Today, because the one word that describes my personal understanding of God more than any other is Love, it’s easy to know what God’s will for me is: to be loving. Period. If I’m loving, I’m plugged into God and the solution. And when I’m not acting in a loving manner, I’m disconnected.

Being loving applies to both others and me. At first knowing how to do this was difficult. If I’m too concerned with being loving towards myself, at their expense, I may be go overboard and be selfish. If I’m too loving towards them, at my expense, I may feel like a martyr and be resentful.

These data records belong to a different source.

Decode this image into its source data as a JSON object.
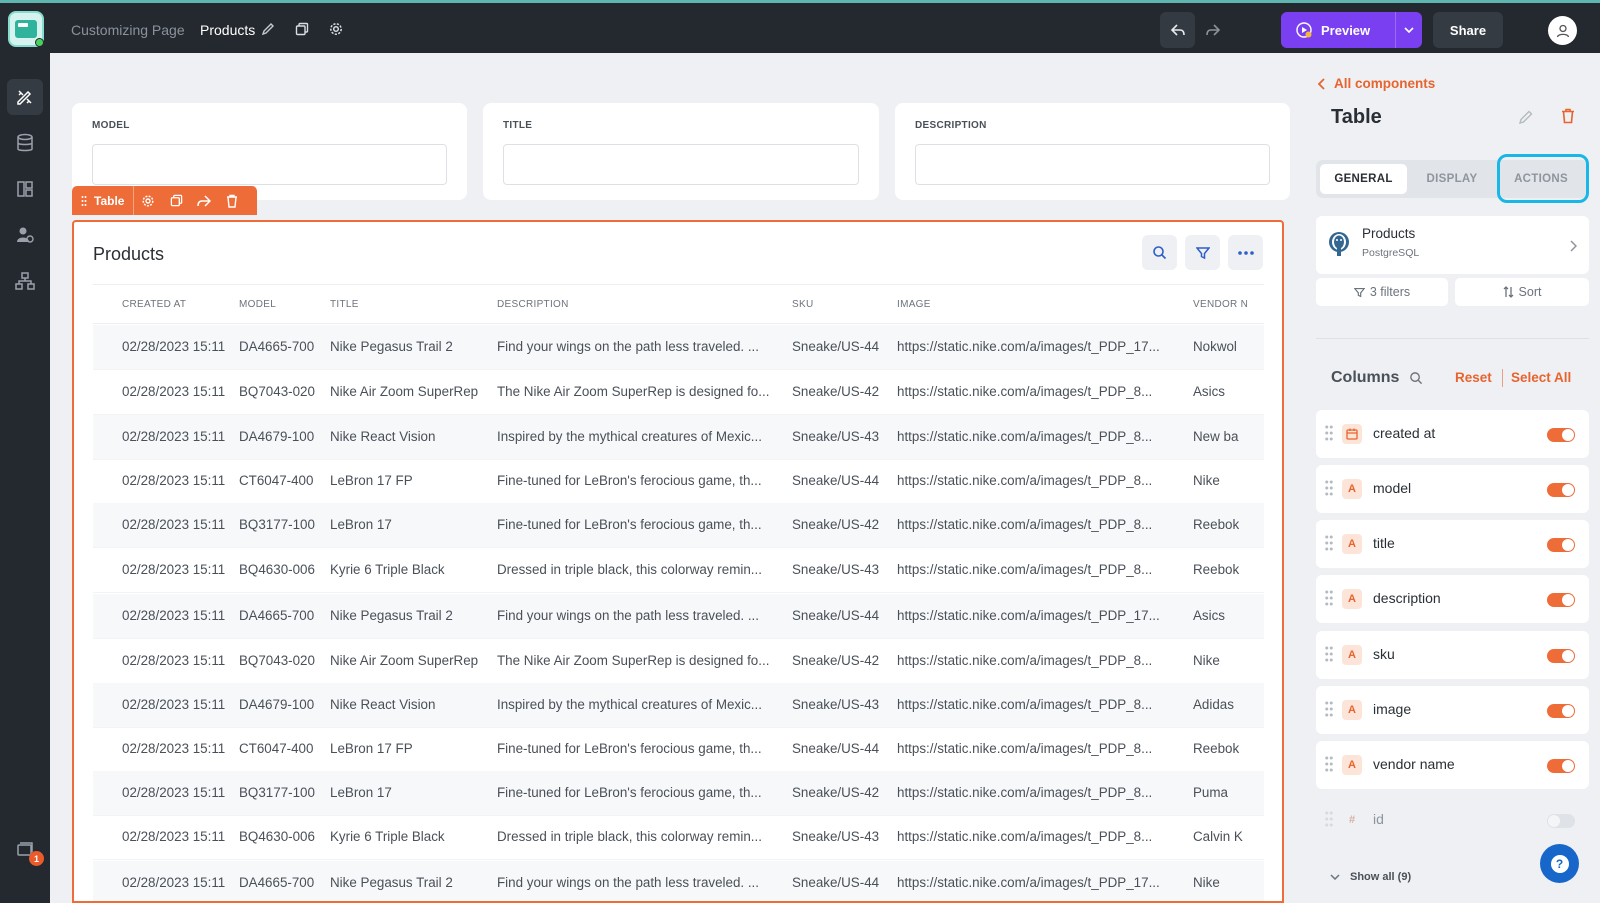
{
  "header": {
    "breadcrumb": "Customizing Page",
    "page_name": "Products",
    "preview_label": "Preview",
    "share_label": "Share"
  },
  "nav": {
    "notification_count": "1"
  },
  "filters": [
    {
      "label": "MODEL",
      "value": ""
    },
    {
      "label": "TITLE",
      "value": ""
    },
    {
      "label": "DESCRIPTION",
      "value": ""
    }
  ],
  "component_toolbar": {
    "label": "Table"
  },
  "table": {
    "title": "Products",
    "columns": [
      "CREATED AT",
      "MODEL",
      "TITLE",
      "DESCRIPTION",
      "SKU",
      "IMAGE",
      "VENDOR N"
    ],
    "rows": [
      [
        "02/28/2023 15:11",
        "DA4665-700",
        "Nike Pegasus Trail 2",
        "Find your wings on the path less traveled. ...",
        "Sneake/US-44",
        "https://static.nike.com/a/images/t_PDP_17...",
        "Nokwol"
      ],
      [
        "02/28/2023 15:11",
        "BQ7043-020",
        "Nike Air Zoom SuperRep",
        "The Nike Air Zoom SuperRep is designed fo...",
        "Sneake/US-42",
        "https://static.nike.com/a/images/t_PDP_8...",
        "Asics"
      ],
      [
        "02/28/2023 15:11",
        "DA4679-100",
        "Nike React Vision",
        "Inspired by the mythical creatures of Mexic...",
        "Sneake/US-43",
        "https://static.nike.com/a/images/t_PDP_8...",
        "New ba"
      ],
      [
        "02/28/2023 15:11",
        "CT6047-400",
        "LeBron 17 FP",
        "Fine-tuned for LeBron's ferocious game, th...",
        "Sneake/US-44",
        "https://static.nike.com/a/images/t_PDP_8...",
        "Nike"
      ],
      [
        "02/28/2023 15:11",
        "BQ3177-100",
        "LeBron 17",
        "Fine-tuned for LeBron's ferocious game, th...",
        "Sneake/US-42",
        "https://static.nike.com/a/images/t_PDP_8...",
        "Reebok"
      ],
      [
        "02/28/2023 15:11",
        "BQ4630-006",
        "Kyrie 6 Triple Black",
        "Dressed in triple black, this colorway remin...",
        "Sneake/US-43",
        "https://static.nike.com/a/images/t_PDP_8...",
        "Reebok"
      ],
      [
        "02/28/2023 15:11",
        "DA4665-700",
        "Nike Pegasus Trail 2",
        "Find your wings on the path less traveled. ...",
        "Sneake/US-44",
        "https://static.nike.com/a/images/t_PDP_17...",
        "Asics"
      ],
      [
        "02/28/2023 15:11",
        "BQ7043-020",
        "Nike Air Zoom SuperRep",
        "The Nike Air Zoom SuperRep is designed fo...",
        "Sneake/US-42",
        "https://static.nike.com/a/images/t_PDP_8...",
        "Nike"
      ],
      [
        "02/28/2023 15:11",
        "DA4679-100",
        "Nike React Vision",
        "Inspired by the mythical creatures of Mexic...",
        "Sneake/US-43",
        "https://static.nike.com/a/images/t_PDP_8...",
        "Adidas"
      ],
      [
        "02/28/2023 15:11",
        "CT6047-400",
        "LeBron 17 FP",
        "Fine-tuned for LeBron's ferocious game, th...",
        "Sneake/US-44",
        "https://static.nike.com/a/images/t_PDP_8...",
        "Reebok"
      ],
      [
        "02/28/2023 15:11",
        "BQ3177-100",
        "LeBron 17",
        "Fine-tuned for LeBron's ferocious game, th...",
        "Sneake/US-42",
        "https://static.nike.com/a/images/t_PDP_8...",
        "Puma"
      ],
      [
        "02/28/2023 15:11",
        "BQ4630-006",
        "Kyrie 6 Triple Black",
        "Dressed in triple black, this colorway remin...",
        "Sneake/US-43",
        "https://static.nike.com/a/images/t_PDP_8...",
        "Calvin K"
      ],
      [
        "02/28/2023 15:11",
        "DA4665-700",
        "Nike Pegasus Trail 2",
        "Find your wings on the path less traveled. ...",
        "Sneake/US-44",
        "https://static.nike.com/a/images/t_PDP_17...",
        "Nike"
      ]
    ]
  },
  "panel": {
    "back_label": "All components",
    "title": "Table",
    "tabs": [
      "GENERAL",
      "DISPLAY",
      "ACTIONS"
    ],
    "active_tab": "GENERAL",
    "source": {
      "name": "Products",
      "type": "PostgreSQL"
    },
    "filters_label": "3 filters",
    "sort_label": "Sort",
    "columns_heading": "Columns",
    "reset_label": "Reset",
    "select_all_label": "Select All",
    "columns": [
      {
        "name": "created at",
        "icon": "calendar-icon",
        "type_glyph": "",
        "enabled": true
      },
      {
        "name": "model",
        "icon": "text-type-icon",
        "type_glyph": "A",
        "enabled": true
      },
      {
        "name": "title",
        "icon": "text-type-icon",
        "type_glyph": "A",
        "enabled": true
      },
      {
        "name": "description",
        "icon": "text-type-icon",
        "type_glyph": "A",
        "enabled": true
      },
      {
        "name": "sku",
        "icon": "text-type-icon",
        "type_glyph": "A",
        "enabled": true
      },
      {
        "name": "image",
        "icon": "text-type-icon",
        "type_glyph": "A",
        "enabled": true
      },
      {
        "name": "vendor name",
        "icon": "text-type-icon",
        "type_glyph": "A",
        "enabled": true
      },
      {
        "name": "id",
        "icon": "number-type-icon",
        "type_glyph": "#",
        "enabled": false
      }
    ],
    "show_all_label": "Show all (9)"
  },
  "colors": {
    "accent": "#ee6c37",
    "primary": "#7b3ff2",
    "highlight": "#19b7e8",
    "topbar": "#24292f"
  }
}
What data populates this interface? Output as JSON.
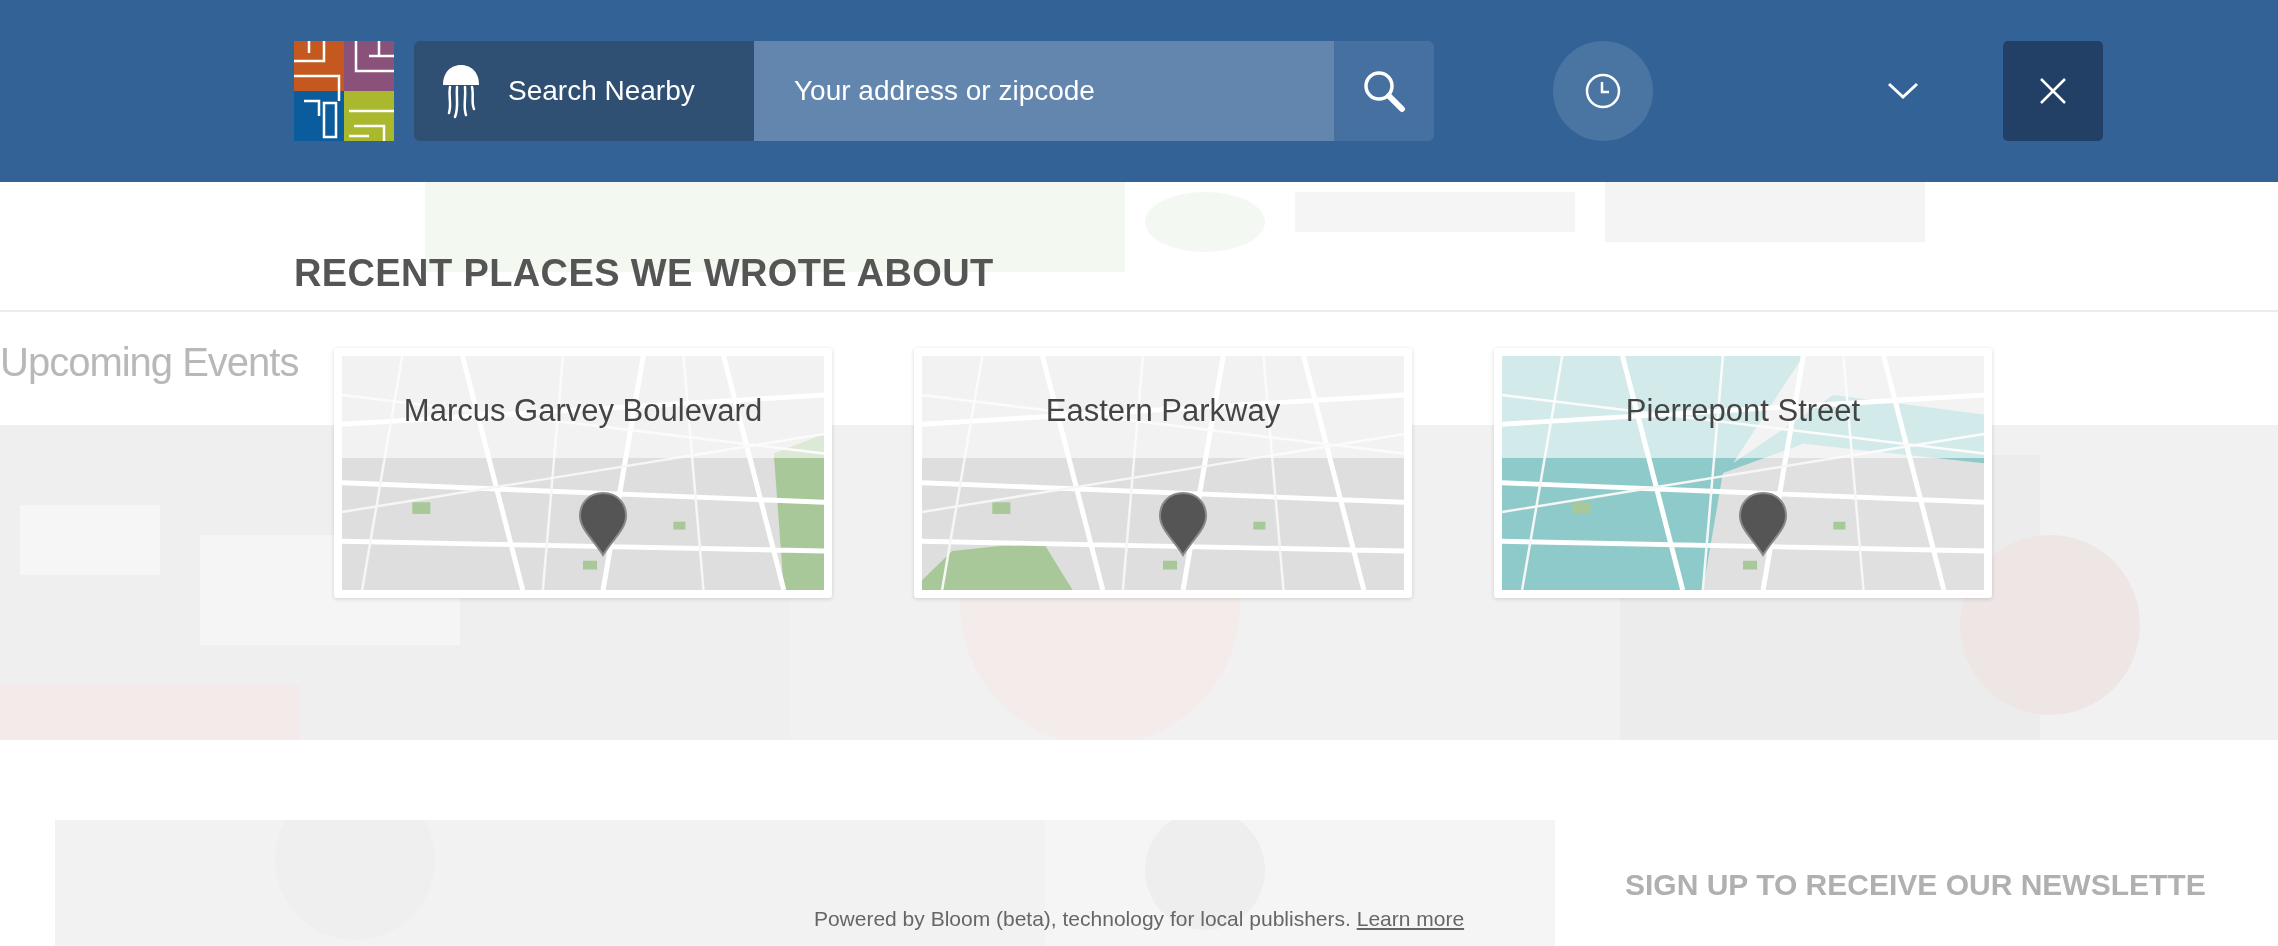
{
  "header": {
    "search_label": "Search Nearby",
    "search": {
      "placeholder": "Your address or zipcode"
    }
  },
  "background": {
    "events_heading": "Upcoming Events",
    "newsletter_heading": "SIGN UP TO RECEIVE OUR NEWSLETTE"
  },
  "section": {
    "title": "RECENT PLACES WE WROTE ABOUT"
  },
  "places": [
    {
      "name": "Marcus Garvey Boulevard"
    },
    {
      "name": "Eastern Parkway"
    },
    {
      "name": "Pierrepont Street"
    }
  ],
  "footer": {
    "text": "Powered by Bloom (beta), technology for local publishers.",
    "link": "Learn more"
  }
}
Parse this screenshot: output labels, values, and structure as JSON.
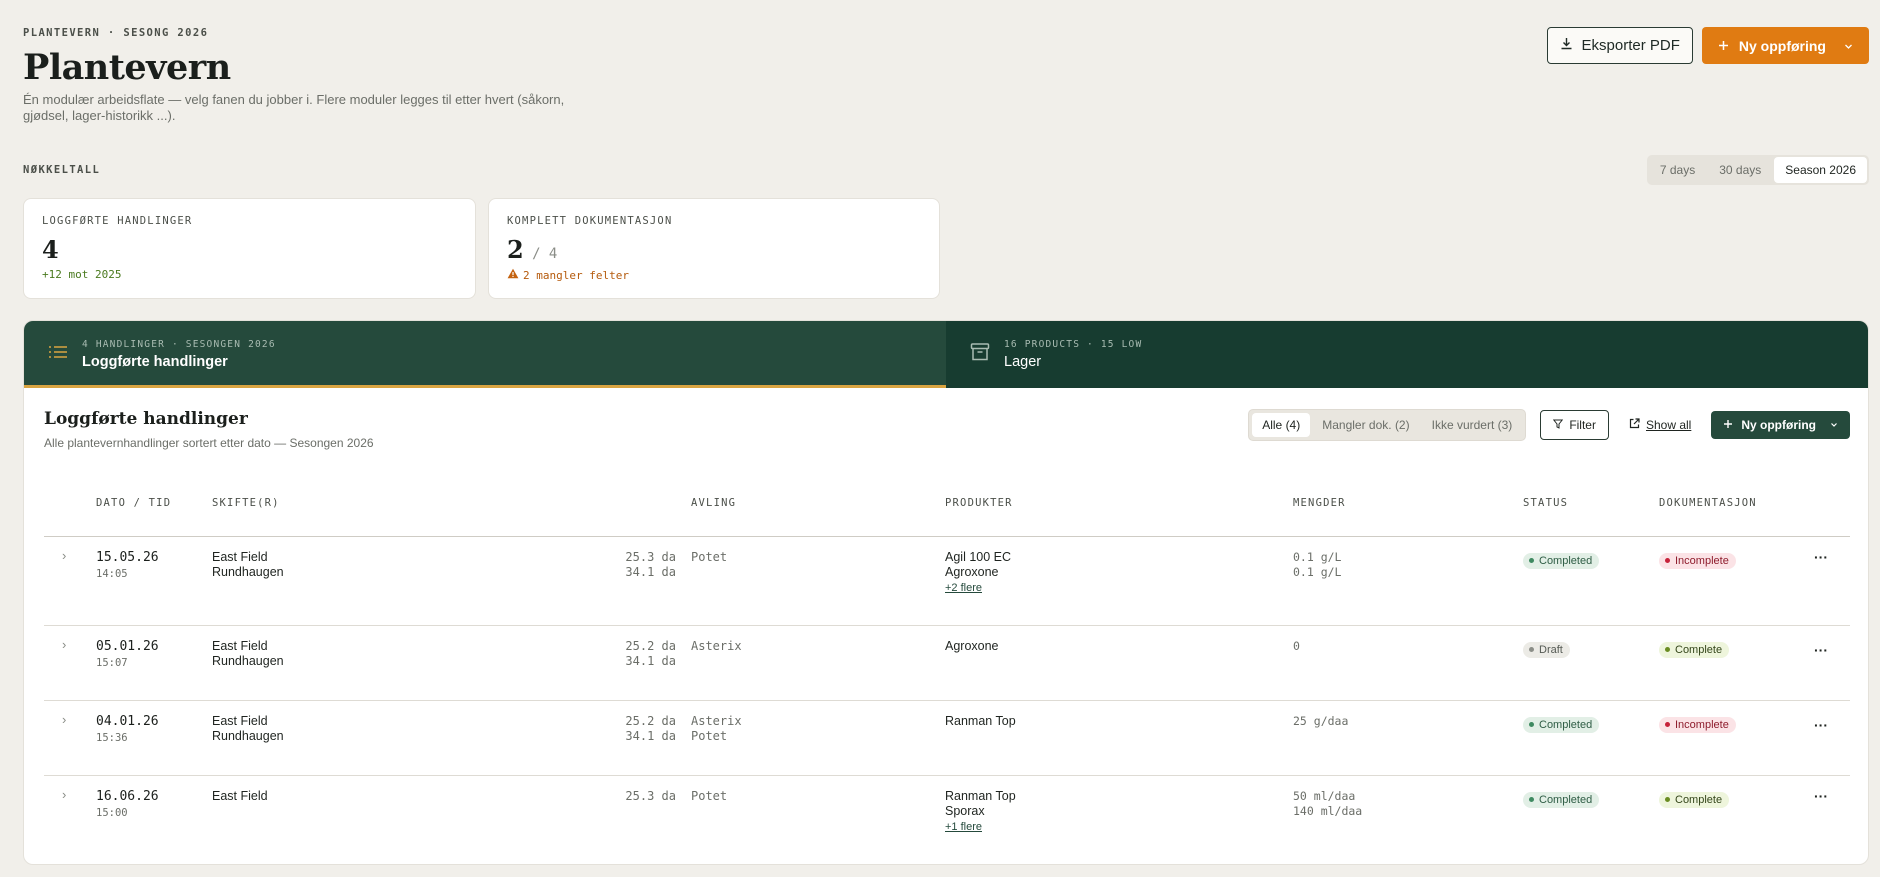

Today, because of Al-Anon, I’m beginning to understand that it’s ok to say no to someone’s request if I’m uncomfortable doing it or it’s something they are quite capable of doing for themselves. It’s also ok if they are not happy with me, because today I’m ok with or without their approval. Alternatively, I also understand that I’m more likely to be selfish when I’m not plugged in, asking to do God’s will regularly (be loving). Often this comes as a result of getting away from one or more of the basic consistent and regular actions of my program:

Prayer
Meditation
Meetings
Calling my sponsor
Reaching out to sponsees
Working on my steps
Writing daily inventory & gratitude list
Reading program/recovery literature
Taking physical exercise
Eating healthy
Getting sleep
Keeping my house, car & life organized

So to sum it up, saying “Thy will be done.” throughout the day is a reminder for myself to be loving. It helps me remember to love myself and others. It’s also what has enabled me to come to a place where I believe in my core, feel in my heart and know in my mind that I LOVE MY LIFE!

- JamesQ

What do I Expect Today?

“Identify your expectations.” – Until Today

Doing this one thing has saved me thousands of hours of misery, anger, frustration and self-pity. Before program I never even thought to do this. Because I journal almost every day I’ve honed the habit by repetition. What do I expect today?… Everyone to be nice? Money to be ok? My car to start? No tooth ache? By recognizing and writing down my expectations, one by one, I can switch them to hopes but release the outcome. I can say “ok, that would be great, but if it doesn’t happen my life will be great anyway”. In this way I’m choosing my feelings ahead of time, rather than reacting to events. This allows me to roll with the punches and stay happy no matter what happens today. When I take the time to recognize my expectations, I give myself the gift of being ok when they are not met. What expectations do you have which might upset you if not met today? When I go from awareness to acceptance, ILML!